A text field may be associated to a so-called “variable”, that is, according to ODF 1.1 (§6.3) a particular user-defined field declared once with an unique name and used at one or several places in the document. However, the behavior of such a variable is a bit complex knowing that its content is not set once for all.

A variable may appear with a content at one place, and with a different content at another place. It should always appear with the same data type. However, the ODF 1.1 specification is self-contradictory about this question; it tells:

A simple variable should not contain different value types at different places in a document. However, an implementation may allow the use of different value types for different instances of the same variable.

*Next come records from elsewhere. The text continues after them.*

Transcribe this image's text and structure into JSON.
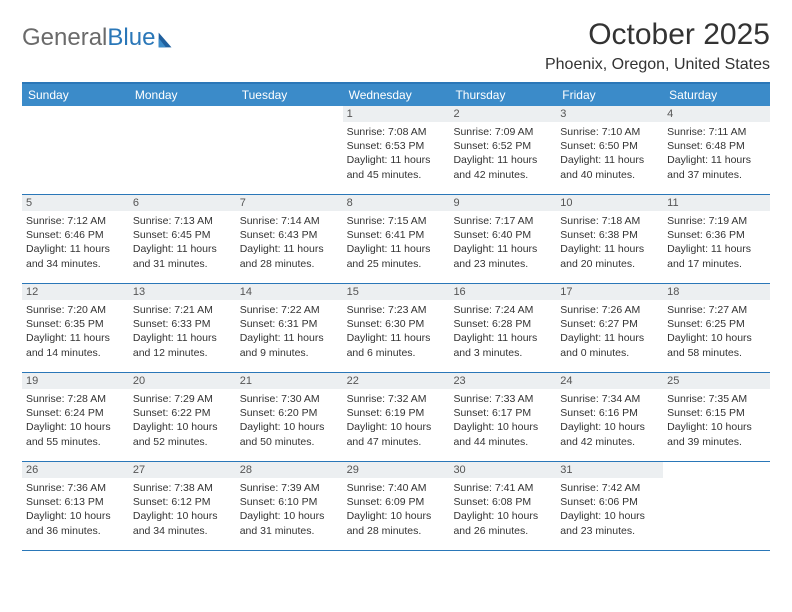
{
  "logo": {
    "word1": "General",
    "word2": "Blue"
  },
  "title": "October 2025",
  "location": "Phoenix, Oregon, United States",
  "colors": {
    "header_bg": "#3b8bc9",
    "border": "#2a77b8",
    "daynum_bg": "#eceff1",
    "page_bg": "#ffffff",
    "text": "#333333",
    "logo_gray": "#6a6a6a",
    "logo_blue": "#2a77b8"
  },
  "day_headers": [
    "Sunday",
    "Monday",
    "Tuesday",
    "Wednesday",
    "Thursday",
    "Friday",
    "Saturday"
  ],
  "weeks": [
    [
      null,
      null,
      null,
      {
        "n": "1",
        "sunrise": "7:08 AM",
        "sunset": "6:53 PM",
        "dl1": "11 hours",
        "dl2": "45 minutes"
      },
      {
        "n": "2",
        "sunrise": "7:09 AM",
        "sunset": "6:52 PM",
        "dl1": "11 hours",
        "dl2": "42 minutes"
      },
      {
        "n": "3",
        "sunrise": "7:10 AM",
        "sunset": "6:50 PM",
        "dl1": "11 hours",
        "dl2": "40 minutes"
      },
      {
        "n": "4",
        "sunrise": "7:11 AM",
        "sunset": "6:48 PM",
        "dl1": "11 hours",
        "dl2": "37 minutes"
      }
    ],
    [
      {
        "n": "5",
        "sunrise": "7:12 AM",
        "sunset": "6:46 PM",
        "dl1": "11 hours",
        "dl2": "34 minutes"
      },
      {
        "n": "6",
        "sunrise": "7:13 AM",
        "sunset": "6:45 PM",
        "dl1": "11 hours",
        "dl2": "31 minutes"
      },
      {
        "n": "7",
        "sunrise": "7:14 AM",
        "sunset": "6:43 PM",
        "dl1": "11 hours",
        "dl2": "28 minutes"
      },
      {
        "n": "8",
        "sunrise": "7:15 AM",
        "sunset": "6:41 PM",
        "dl1": "11 hours",
        "dl2": "25 minutes"
      },
      {
        "n": "9",
        "sunrise": "7:17 AM",
        "sunset": "6:40 PM",
        "dl1": "11 hours",
        "dl2": "23 minutes"
      },
      {
        "n": "10",
        "sunrise": "7:18 AM",
        "sunset": "6:38 PM",
        "dl1": "11 hours",
        "dl2": "20 minutes"
      },
      {
        "n": "11",
        "sunrise": "7:19 AM",
        "sunset": "6:36 PM",
        "dl1": "11 hours",
        "dl2": "17 minutes"
      }
    ],
    [
      {
        "n": "12",
        "sunrise": "7:20 AM",
        "sunset": "6:35 PM",
        "dl1": "11 hours",
        "dl2": "14 minutes"
      },
      {
        "n": "13",
        "sunrise": "7:21 AM",
        "sunset": "6:33 PM",
        "dl1": "11 hours",
        "dl2": "12 minutes"
      },
      {
        "n": "14",
        "sunrise": "7:22 AM",
        "sunset": "6:31 PM",
        "dl1": "11 hours",
        "dl2": "9 minutes"
      },
      {
        "n": "15",
        "sunrise": "7:23 AM",
        "sunset": "6:30 PM",
        "dl1": "11 hours",
        "dl2": "6 minutes"
      },
      {
        "n": "16",
        "sunrise": "7:24 AM",
        "sunset": "6:28 PM",
        "dl1": "11 hours",
        "dl2": "3 minutes"
      },
      {
        "n": "17",
        "sunrise": "7:26 AM",
        "sunset": "6:27 PM",
        "dl1": "11 hours",
        "dl2": "0 minutes"
      },
      {
        "n": "18",
        "sunrise": "7:27 AM",
        "sunset": "6:25 PM",
        "dl1": "10 hours",
        "dl2": "58 minutes"
      }
    ],
    [
      {
        "n": "19",
        "sunrise": "7:28 AM",
        "sunset": "6:24 PM",
        "dl1": "10 hours",
        "dl2": "55 minutes"
      },
      {
        "n": "20",
        "sunrise": "7:29 AM",
        "sunset": "6:22 PM",
        "dl1": "10 hours",
        "dl2": "52 minutes"
      },
      {
        "n": "21",
        "sunrise": "7:30 AM",
        "sunset": "6:20 PM",
        "dl1": "10 hours",
        "dl2": "50 minutes"
      },
      {
        "n": "22",
        "sunrise": "7:32 AM",
        "sunset": "6:19 PM",
        "dl1": "10 hours",
        "dl2": "47 minutes"
      },
      {
        "n": "23",
        "sunrise": "7:33 AM",
        "sunset": "6:17 PM",
        "dl1": "10 hours",
        "dl2": "44 minutes"
      },
      {
        "n": "24",
        "sunrise": "7:34 AM",
        "sunset": "6:16 PM",
        "dl1": "10 hours",
        "dl2": "42 minutes"
      },
      {
        "n": "25",
        "sunrise": "7:35 AM",
        "sunset": "6:15 PM",
        "dl1": "10 hours",
        "dl2": "39 minutes"
      }
    ],
    [
      {
        "n": "26",
        "sunrise": "7:36 AM",
        "sunset": "6:13 PM",
        "dl1": "10 hours",
        "dl2": "36 minutes"
      },
      {
        "n": "27",
        "sunrise": "7:38 AM",
        "sunset": "6:12 PM",
        "dl1": "10 hours",
        "dl2": "34 minutes"
      },
      {
        "n": "28",
        "sunrise": "7:39 AM",
        "sunset": "6:10 PM",
        "dl1": "10 hours",
        "dl2": "31 minutes"
      },
      {
        "n": "29",
        "sunrise": "7:40 AM",
        "sunset": "6:09 PM",
        "dl1": "10 hours",
        "dl2": "28 minutes"
      },
      {
        "n": "30",
        "sunrise": "7:41 AM",
        "sunset": "6:08 PM",
        "dl1": "10 hours",
        "dl2": "26 minutes"
      },
      {
        "n": "31",
        "sunrise": "7:42 AM",
        "sunset": "6:06 PM",
        "dl1": "10 hours",
        "dl2": "23 minutes"
      },
      null
    ]
  ],
  "labels": {
    "sunrise_prefix": "Sunrise: ",
    "sunset_prefix": "Sunset: ",
    "daylight_prefix": "Daylight: ",
    "and": "and "
  }
}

More precisely, ODF allows several kinds of variables, including so-called simple, user and sequence variables. The present lpOD level 1 API supports the two first categories. While a simple variable may have different values (and, practically, different types) according to its display fields, a user variable displays the same content everywhere in the document.

In order to associate a field with an existing variable, set_field() must be used with the content parameter set to variable, and an additional name parameter, set to the unique name of the variable, is required. If the associated variable is a user variable, the value and type parameters are not allowed. If the variable is simple, then it’s possible to set a specific value and/or type, with the effects described hereafter.

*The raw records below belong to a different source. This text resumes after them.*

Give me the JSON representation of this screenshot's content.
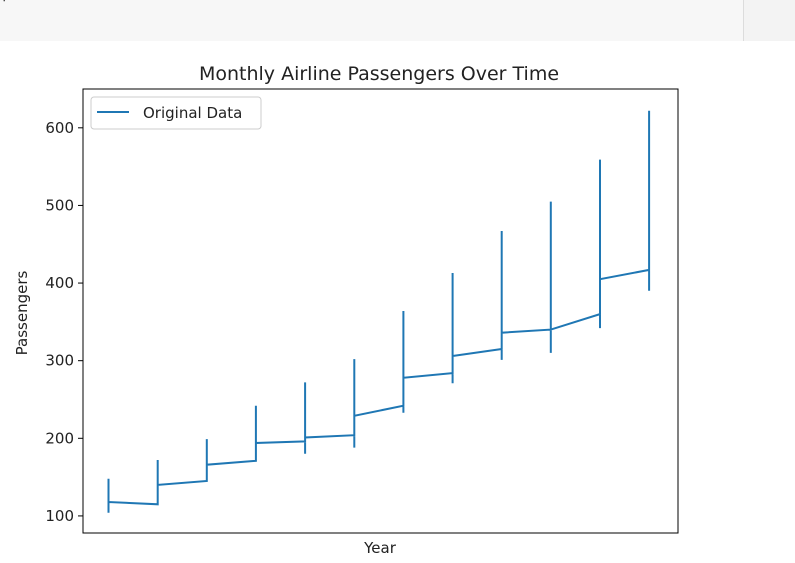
{
  "code_cell": {
    "text_prefix": "|",
    "text_parens": "()"
  },
  "chart_data": {
    "type": "line",
    "title": "Monthly Airline Passengers Over Time",
    "xlabel": "Year",
    "ylabel": "Passengers",
    "xticks_visible": false,
    "ylim": [
      78,
      650
    ],
    "yticks": [
      100,
      200,
      300,
      400,
      500,
      600
    ],
    "grid": false,
    "legend": {
      "placement": "top-left",
      "entries": [
        "Original Data"
      ]
    },
    "series": [
      {
        "name": "Original Data",
        "color": "#1f77b4",
        "points": [
          [
            0,
            112
          ],
          [
            0,
            148
          ],
          [
            0,
            104
          ],
          [
            0,
            118
          ],
          [
            1,
            115
          ],
          [
            1,
            172
          ],
          [
            1,
            114
          ],
          [
            1,
            140
          ],
          [
            2,
            145
          ],
          [
            2,
            199
          ],
          [
            2,
            145
          ],
          [
            2,
            166
          ],
          [
            3,
            171
          ],
          [
            3,
            242
          ],
          [
            3,
            172
          ],
          [
            3,
            194
          ],
          [
            4,
            196
          ],
          [
            4,
            272
          ],
          [
            4,
            180
          ],
          [
            4,
            201
          ],
          [
            5,
            204
          ],
          [
            5,
            302
          ],
          [
            5,
            188
          ],
          [
            5,
            229
          ],
          [
            6,
            242
          ],
          [
            6,
            364
          ],
          [
            6,
            233
          ],
          [
            6,
            278
          ],
          [
            7,
            284
          ],
          [
            7,
            413
          ],
          [
            7,
            271
          ],
          [
            7,
            306
          ],
          [
            8,
            315
          ],
          [
            8,
            467
          ],
          [
            8,
            301
          ],
          [
            8,
            336
          ],
          [
            9,
            340
          ],
          [
            9,
            505
          ],
          [
            9,
            310
          ],
          [
            9,
            340
          ],
          [
            10,
            360
          ],
          [
            10,
            559
          ],
          [
            10,
            342
          ],
          [
            10,
            405
          ],
          [
            11,
            417
          ],
          [
            11,
            622
          ],
          [
            11,
            390
          ]
        ]
      }
    ]
  }
}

The following example sets a field that displays the content of a declared variable whose name is supposed to be “Amount”:

paragraph.set_field(
  content="variable",
  name="Amount"
  )

When a field associated to a simple variable is inserted using set_field(), its content is set, by default, to the existing content and type of the variable. If a value and/or text parameter is provided, the field takes this new content, which becomes the default content for subsequent fields associated to the same variable, but the previous fields keep their values. The same apply to the field type, if a new type is provided. Beware, by subsequent and previous we mean the fields that precede or follow the field that is created with a changed content in the order of the document, not in the order of their creation.

It’s possible to insert a variable-based field somewhere without displaying its value through a text viewer. An optional display parameter may be set to none, that makes the field invisible, or to value (the default) to allow the GUI-based applications to display the value.

On the other hand, all the fields associated to a user variable take the same value. Each time the content of the variable is changed, all the associated fields change accordingly. The API doesn’t allow the application to change this content through the insertion of an associated field. If needed, the variable content may be changed explicitly using another method.

If the lpOD-based application needs to install a variable that doesn’t exist, it must use the document-based set_variable() method, that takes a mandatory first argument that is its unique name, a type (whose default is string) and of course a currency parameter if type is currency. Because set_variable() doesn’t set anything visible in the document, it doesn’t take any positioning or formatting parameter. A value parameter is needed in order to set the initial content of the variable.

The example below “declares” the variable that is used by a text field in the previous example:

document.set_variable("Count", name="Amount", type="float", value=123)

A class parameter may be provided to select the user or simple kind of variables; the default is user.

A declared variable may be retrieved thanks to its unique name, using the get_variable() document-based method with the name as argument. The returned object, if any, supports the generic get_properties() and set_properties() method, that allow to get or change its value, type and currency parameters. In addition, the variable-specific get_value() and set_value() methods are allowed as syntax shortcuts avoiding the use of get_properties() and set_properties() to access the stored values.